Noureddine Melikechi a également réagi au décès de Lakhdar Bouregaâ, sur Twitter. Le physicien qui, soulignons-le, a soutenu le soulèvement populaire depuis son début, s’est fendu de ce tweet: «Monsieur Lakhdar Bouregaâ, Grand Révolutionnaire Algérien, est décédé. Par son sacrifice ininterrompu pour la liberté, il nous laisse de nombreuses leçons dont l'importance de rester en harmonie avec ses convictions, et que le combat pour la liberté est continue.»

Le journaliste Saïd Djaffer, lui a rendu un hommage émouvant en déclarant que «cet homme, qui n’a pas exercé de responsabilité officielle dans l’Algérie indépendante, est resté constamment debout, sous le chêne du premier novembre, à se battre pour cette Algérie libre des Algériens libres.»

Nasser Boudiaf, fils de l’ancien président de la république Mohamed Boudiaf a préféré rendre hommage, en publiant une photo en compagnie du Moudjahid Lakhdar Bouregaâ, et de son fils.

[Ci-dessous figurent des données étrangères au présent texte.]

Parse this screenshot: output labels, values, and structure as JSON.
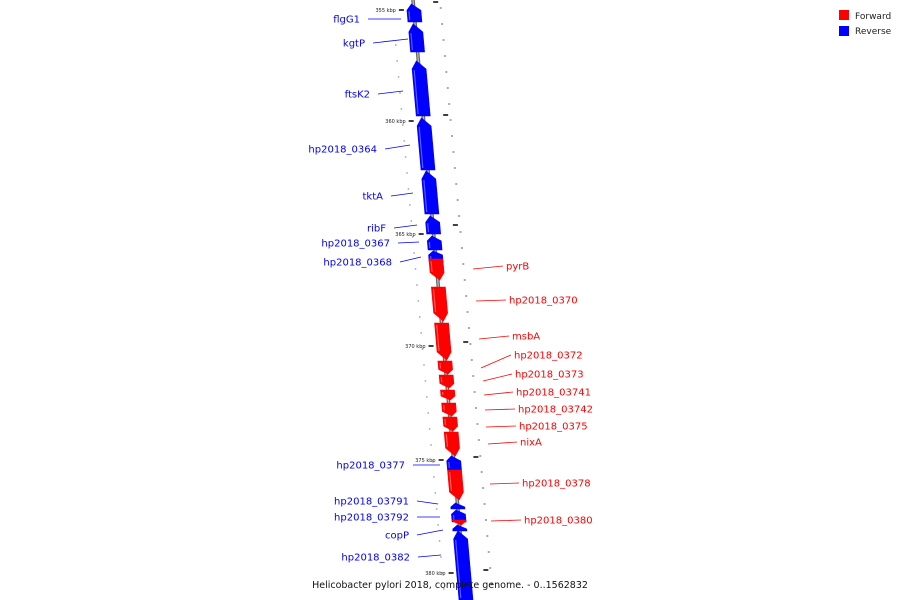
{
  "legend": [
    {
      "label": "Forward",
      "color": "#ff0000"
    },
    {
      "label": "Reverse",
      "color": "#0000ff"
    }
  ],
  "caption": "Helicobacter pylori 2018, complete genome. - 0..1562832",
  "axis": {
    "unit": "kbp",
    "major_ticks": [
      355,
      360,
      365,
      370,
      375,
      380
    ]
  },
  "colors": {
    "forward": "#ff0000",
    "reverse": "#0000ff",
    "backbone": "#808080"
  },
  "genes": [
    {
      "name": "flgG1",
      "strand": "reverse"
    },
    {
      "name": "kgtP",
      "strand": "reverse"
    },
    {
      "name": "ftsK2",
      "strand": "reverse"
    },
    {
      "name": "hp2018_0364",
      "strand": "reverse"
    },
    {
      "name": "tktA",
      "strand": "reverse"
    },
    {
      "name": "ribF",
      "strand": "reverse"
    },
    {
      "name": "hp2018_0367",
      "strand": "reverse"
    },
    {
      "name": "hp2018_0368",
      "strand": "reverse"
    },
    {
      "name": "pyrB",
      "strand": "forward"
    },
    {
      "name": "hp2018_0370",
      "strand": "forward"
    },
    {
      "name": "msbA",
      "strand": "forward"
    },
    {
      "name": "hp2018_0372",
      "strand": "forward"
    },
    {
      "name": "hp2018_0373",
      "strand": "forward"
    },
    {
      "name": "hp2018_03741",
      "strand": "forward"
    },
    {
      "name": "hp2018_03742",
      "strand": "forward"
    },
    {
      "name": "hp2018_0375",
      "strand": "forward"
    },
    {
      "name": "nixA",
      "strand": "forward"
    },
    {
      "name": "hp2018_0377",
      "strand": "reverse"
    },
    {
      "name": "hp2018_0378",
      "strand": "forward"
    },
    {
      "name": "hp2018_03791",
      "strand": "reverse"
    },
    {
      "name": "hp2018_03792",
      "strand": "reverse"
    },
    {
      "name": "hp2018_0380",
      "strand": "forward"
    },
    {
      "name": "copP",
      "strand": "reverse"
    },
    {
      "name": "hp2018_0382",
      "strand": "reverse"
    }
  ]
}
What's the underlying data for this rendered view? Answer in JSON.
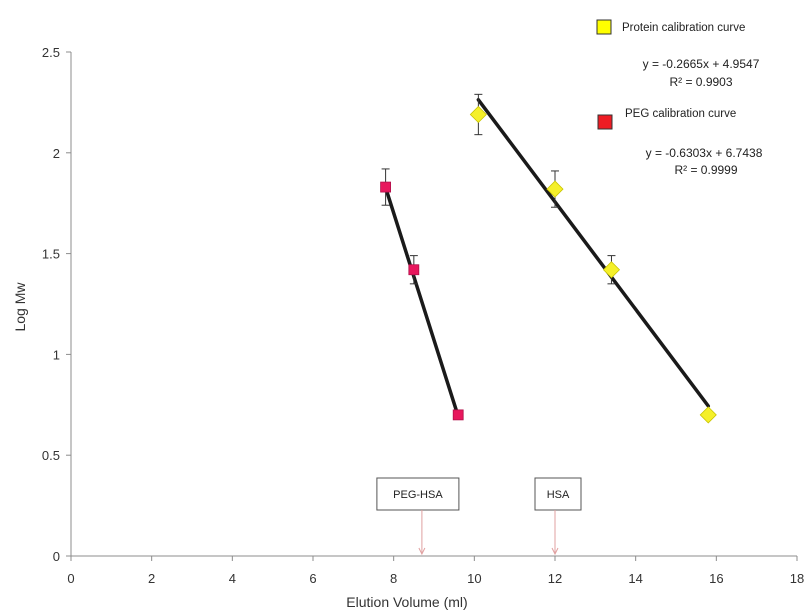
{
  "chart_data": {
    "type": "scatter",
    "xlabel": "Elution Volume (ml)",
    "ylabel": "Log Mw",
    "xlim": [
      0,
      18
    ],
    "ylim": [
      0,
      2.5
    ],
    "x_ticks": [
      0,
      2,
      4,
      6,
      8,
      10,
      12,
      14,
      16,
      18
    ],
    "y_ticks": [
      0,
      0.5,
      1,
      1.5,
      2,
      2.5
    ],
    "x_tick_labels": [
      "0",
      "2",
      "4",
      "6",
      "8",
      "10",
      "12",
      "14",
      "16",
      "18"
    ],
    "y_tick_labels": [
      "0",
      "0.5",
      "1",
      "1.5",
      "2",
      "2.5"
    ],
    "grid": false,
    "legend_position": "top-right",
    "series": [
      {
        "name": "PEG calibration curve",
        "marker": "square",
        "color": "#e8175d",
        "points": [
          {
            "x": 7.8,
            "y": 1.83,
            "err": 0.09
          },
          {
            "x": 8.5,
            "y": 1.42,
            "err": 0.07
          },
          {
            "x": 9.6,
            "y": 0.7,
            "err": 0.0
          }
        ],
        "fit": {
          "slope": -0.6303,
          "intercept": 6.7438,
          "x_range": [
            7.8,
            9.6
          ]
        },
        "equation": "y = -0.6303x + 6.7438",
        "r2": "R² = 0.9999"
      },
      {
        "name": "Protein calibration curve",
        "marker": "diamond",
        "color": "#f5f02a",
        "points": [
          {
            "x": 10.1,
            "y": 2.19,
            "err": 0.1
          },
          {
            "x": 12.0,
            "y": 1.82,
            "err": 0.09
          },
          {
            "x": 13.4,
            "y": 1.42,
            "err": 0.07
          },
          {
            "x": 15.8,
            "y": 0.7,
            "err": 0.0
          }
        ],
        "fit": {
          "slope": -0.2665,
          "intercept": 4.9547,
          "x_range": [
            10.1,
            15.8
          ]
        },
        "equation": "y = -0.2665x + 4.9547",
        "r2": "R² = 0.9903"
      }
    ],
    "legend": [
      {
        "label": "Protein calibration curve",
        "color": "#ffff00",
        "marker": "square"
      },
      {
        "label": "PEG calibration curve",
        "color": "#ee1c24",
        "marker": "square"
      }
    ],
    "annotations": [
      {
        "label": "PEG-HSA",
        "x": 8.7,
        "y": 0
      },
      {
        "label": "HSA",
        "x": 12.0,
        "y": 0
      }
    ]
  }
}
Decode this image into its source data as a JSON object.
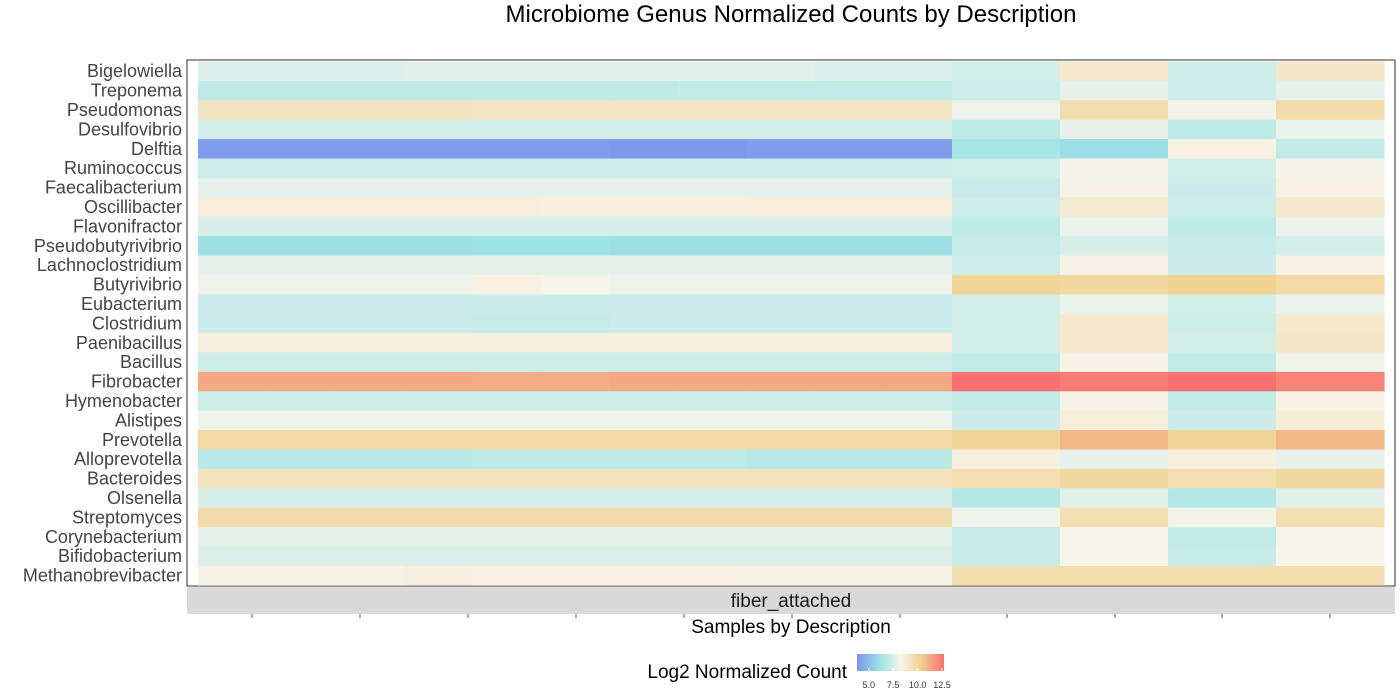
{
  "chart_data": {
    "type": "heatmap",
    "title": "Microbiome Genus Normalized Counts by Description",
    "xlabel": "Samples by Description",
    "facet_label": "fiber_attached",
    "legend": {
      "title": "Log2 Normalized Count",
      "placement": "bottom",
      "range": [
        3.8,
        12.7
      ],
      "ticks": [
        5.0,
        7.5,
        10.0,
        12.5
      ],
      "tick_labels": [
        "5.0",
        "7.5",
        "10.0",
        "12.5"
      ]
    },
    "color_scale": {
      "stops": [
        {
          "value": 3.8,
          "color": "#7b96ee"
        },
        {
          "value": 6.2,
          "color": "#9ee4e4"
        },
        {
          "value": 8.2,
          "color": "#f7f4ec"
        },
        {
          "value": 10.3,
          "color": "#f0d18f"
        },
        {
          "value": 12.7,
          "color": "#f87171"
        }
      ]
    },
    "genera": [
      "Bigelowiella",
      "Treponema",
      "Pseudomonas",
      "Desulfovibrio",
      "Delftia",
      "Ruminococcus",
      "Faecalibacterium",
      "Oscillibacter",
      "Flavonifractor",
      "Pseudobutyrivibrio",
      "Lachnoclostridium",
      "Butyrivibrio",
      "Eubacterium",
      "Clostridium",
      "Paenibacillus",
      "Bacillus",
      "Fibrobacter",
      "Hymenobacter",
      "Alistipes",
      "Prevotella",
      "Alloprevotella",
      "Bacteroides",
      "Olsenella",
      "Streptomyces",
      "Corynebacterium",
      "Bifidobacterium",
      "Methanobrevibacter"
    ],
    "n_samples": 11,
    "values": [
      [
        7.6,
        7.6,
        7.6,
        7.7,
        7.7,
        7.7,
        7.7,
        7.7,
        7.7,
        7.6,
        7.6
      ],
      [
        6.9,
        6.9,
        6.9,
        6.9,
        6.9,
        6.9,
        6.9,
        7.0,
        7.0,
        7.0,
        7.0
      ],
      [
        9.2,
        9.2,
        9.2,
        9.2,
        9.1,
        9.1,
        9.1,
        9.1,
        9.1,
        9.1,
        9.1
      ],
      [
        7.4,
        7.4,
        7.4,
        7.4,
        7.4,
        7.4,
        7.4,
        7.4,
        7.4,
        7.4,
        7.4
      ],
      [
        4.0,
        4.0,
        4.0,
        4.0,
        4.0,
        4.0,
        3.9,
        3.9,
        4.0,
        4.0,
        4.0
      ],
      [
        7.3,
        7.3,
        7.3,
        7.3,
        7.3,
        7.3,
        7.3,
        7.3,
        7.3,
        7.3,
        7.3
      ],
      [
        7.8,
        7.8,
        7.8,
        7.8,
        7.8,
        7.8,
        7.8,
        7.8,
        7.8,
        7.8,
        7.8
      ],
      [
        8.6,
        8.6,
        8.6,
        8.6,
        8.6,
        8.5,
        8.5,
        8.5,
        8.6,
        8.6,
        8.6
      ],
      [
        7.5,
        7.5,
        7.5,
        7.5,
        7.5,
        7.5,
        7.5,
        7.5,
        7.5,
        7.5,
        7.5
      ],
      [
        6.1,
        6.1,
        6.1,
        6.1,
        6.2,
        6.2,
        6.1,
        6.1,
        6.1,
        6.1,
        6.1
      ],
      [
        7.8,
        7.8,
        7.8,
        7.8,
        7.8,
        7.8,
        7.8,
        7.8,
        7.8,
        7.8,
        7.8
      ],
      [
        8.0,
        8.0,
        8.0,
        8.0,
        8.4,
        8.2,
        8.0,
        8.0,
        8.0,
        8.0,
        8.0
      ],
      [
        7.2,
        7.2,
        7.2,
        7.2,
        7.2,
        7.2,
        7.2,
        7.2,
        7.2,
        7.2,
        7.2
      ],
      [
        7.2,
        7.2,
        7.2,
        7.2,
        7.1,
        7.1,
        7.2,
        7.2,
        7.2,
        7.2,
        7.2
      ],
      [
        8.5,
        8.5,
        8.5,
        8.5,
        8.5,
        8.5,
        8.5,
        8.5,
        8.5,
        8.5,
        8.5
      ],
      [
        7.3,
        7.3,
        7.3,
        7.3,
        7.3,
        7.3,
        7.3,
        7.3,
        7.3,
        7.3,
        7.3
      ],
      [
        11.3,
        11.3,
        11.3,
        11.3,
        11.2,
        11.2,
        11.3,
        11.3,
        11.3,
        11.3,
        11.3
      ],
      [
        7.3,
        7.3,
        7.3,
        7.3,
        7.3,
        7.3,
        7.3,
        7.3,
        7.3,
        7.3,
        7.3
      ],
      [
        8.0,
        8.0,
        8.0,
        8.0,
        8.0,
        8.0,
        8.0,
        8.0,
        8.0,
        8.0,
        8.0
      ],
      [
        9.8,
        9.8,
        9.8,
        9.8,
        9.8,
        9.8,
        9.8,
        9.8,
        9.8,
        9.8,
        9.8
      ],
      [
        6.8,
        6.8,
        6.8,
        6.8,
        6.9,
        6.9,
        6.9,
        6.9,
        6.8,
        6.8,
        6.8
      ],
      [
        9.3,
        9.3,
        9.3,
        9.3,
        9.3,
        9.3,
        9.3,
        9.3,
        9.3,
        9.3,
        9.3
      ],
      [
        7.5,
        7.5,
        7.5,
        7.5,
        7.5,
        7.5,
        7.5,
        7.5,
        7.5,
        7.5,
        7.5
      ],
      [
        9.7,
        9.7,
        9.7,
        9.7,
        9.7,
        9.7,
        9.7,
        9.7,
        9.7,
        9.7,
        9.7
      ],
      [
        7.8,
        7.8,
        7.8,
        7.8,
        7.8,
        7.8,
        7.8,
        7.8,
        7.8,
        7.8,
        7.8
      ],
      [
        7.6,
        7.6,
        7.6,
        7.6,
        7.6,
        7.6,
        7.6,
        7.6,
        7.6,
        7.6,
        7.6
      ],
      [
        8.3,
        8.3,
        8.3,
        8.5,
        8.4,
        8.4,
        8.4,
        8.4,
        8.3,
        8.3,
        8.3
      ]
    ],
    "values_right": [
      [
        7.4,
        8.9,
        7.3,
        9.0
      ],
      [
        7.3,
        7.8,
        7.3,
        7.8
      ],
      [
        8.0,
        9.6,
        8.1,
        9.7
      ],
      [
        6.9,
        7.8,
        6.9,
        7.9
      ],
      [
        6.4,
        6.0,
        8.4,
        7.0
      ],
      [
        7.4,
        8.1,
        7.4,
        8.1
      ],
      [
        7.1,
        8.3,
        7.2,
        8.4
      ],
      [
        7.3,
        8.8,
        7.3,
        8.9
      ],
      [
        6.9,
        7.9,
        6.9,
        7.9
      ],
      [
        7.1,
        7.5,
        7.1,
        7.4
      ],
      [
        7.3,
        8.3,
        7.2,
        8.4
      ],
      [
        10.1,
        9.9,
        10.2,
        9.8
      ],
      [
        7.4,
        7.9,
        7.4,
        7.9
      ],
      [
        7.4,
        8.9,
        7.3,
        8.9
      ],
      [
        7.4,
        8.9,
        7.4,
        9.0
      ],
      [
        7.0,
        8.3,
        7.0,
        8.0
      ],
      [
        12.7,
        12.4,
        12.7,
        12.2
      ],
      [
        7.0,
        8.3,
        7.0,
        8.4
      ],
      [
        7.2,
        8.6,
        7.2,
        8.7
      ],
      [
        10.1,
        10.9,
        10.1,
        10.9
      ],
      [
        8.5,
        7.8,
        8.5,
        7.8
      ],
      [
        9.5,
        9.9,
        9.5,
        9.9
      ],
      [
        6.7,
        7.7,
        6.7,
        7.7
      ],
      [
        8.0,
        9.5,
        8.1,
        9.5
      ],
      [
        7.1,
        8.2,
        7.0,
        8.2
      ],
      [
        7.1,
        8.2,
        7.1,
        8.2
      ],
      [
        9.6,
        9.6,
        9.6,
        9.6
      ]
    ]
  }
}
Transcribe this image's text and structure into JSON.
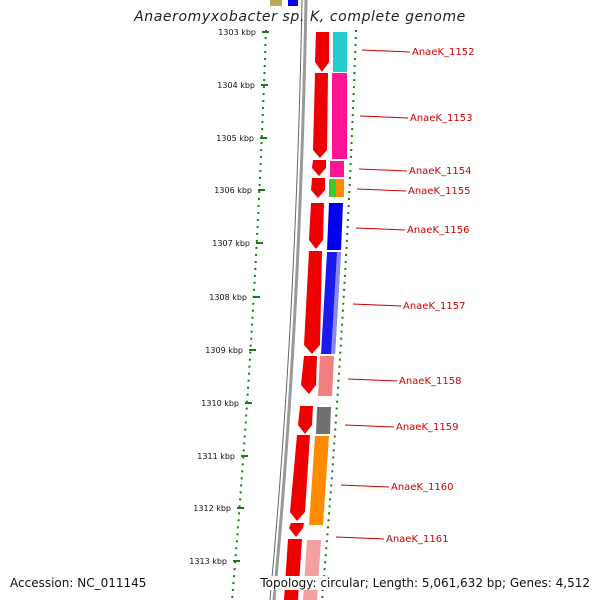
{
  "title": "Anaeromyxobacter sp. K, complete genome",
  "footer": {
    "accession": "Accession: NC_011145",
    "topology": "Topology: circular; Length: 5,061,632 bp; Genes: 4,512"
  },
  "ruler": {
    "ticks": [
      "1303 kbp",
      "1304 kbp",
      "1305 kbp",
      "1306 kbp",
      "1307 kbp",
      "1308 kbp",
      "1309 kbp",
      "1310 kbp",
      "1311 kbp",
      "1312 kbp",
      "1313 kbp"
    ]
  },
  "genes": [
    {
      "name": "AnaeK_1152",
      "color": "#22cccc"
    },
    {
      "name": "AnaeK_1153",
      "color": "#ff1493"
    },
    {
      "name": "AnaeK_1154",
      "color": "#ff1493"
    },
    {
      "name": "AnaeK_1155",
      "color": "#ff8c00"
    },
    {
      "name": "AnaeK_1156",
      "color": "#0000ee"
    },
    {
      "name": "AnaeK_1157",
      "color": "#1a1aee"
    },
    {
      "name": "AnaeK_1158",
      "color": "#f08080"
    },
    {
      "name": "AnaeK_1159",
      "color": "#707070"
    },
    {
      "name": "AnaeK_1160",
      "color": "#ff8c00"
    },
    {
      "name": "AnaeK_1161",
      "color": "#f4a0a0"
    }
  ],
  "colors": {
    "forward_strand": "#ee0000",
    "tick": "#1a7a1a",
    "backbone": "#888888",
    "label_line": "#cc0000"
  }
}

Même le monde sportif et celui des artistes est affecté par la disparition du Moudjahid.

Les deux rebelles de la chanson engagée et soutiens de la révolution populaire, Amel Zen et Amine Chibane, ont tenu tous les deux à rendre leur hommage sur leurs pages officielles respectives à Bouragaâ. «L’Algérie perd son enfant et l'une des icônes de son histoire», regrette Amel Zen. «Nous ne t’oublions jamais ! Tu resteras dans nos cœurs», écrit Amine Chibane sur sa page en partageant sa photo souvenir avec le défunt.

Le commentateur Hafidh Derradji a glissé un petit hommage à Lakhdar Bouregaâ, mais ne manquera pas de fustiger «ceux qui l’ont jeté en prison et l’ont accusé d’usurpation d’identité et l’ont empêché de voir l’Algérie dont rêvaient les martyrs de la révolution».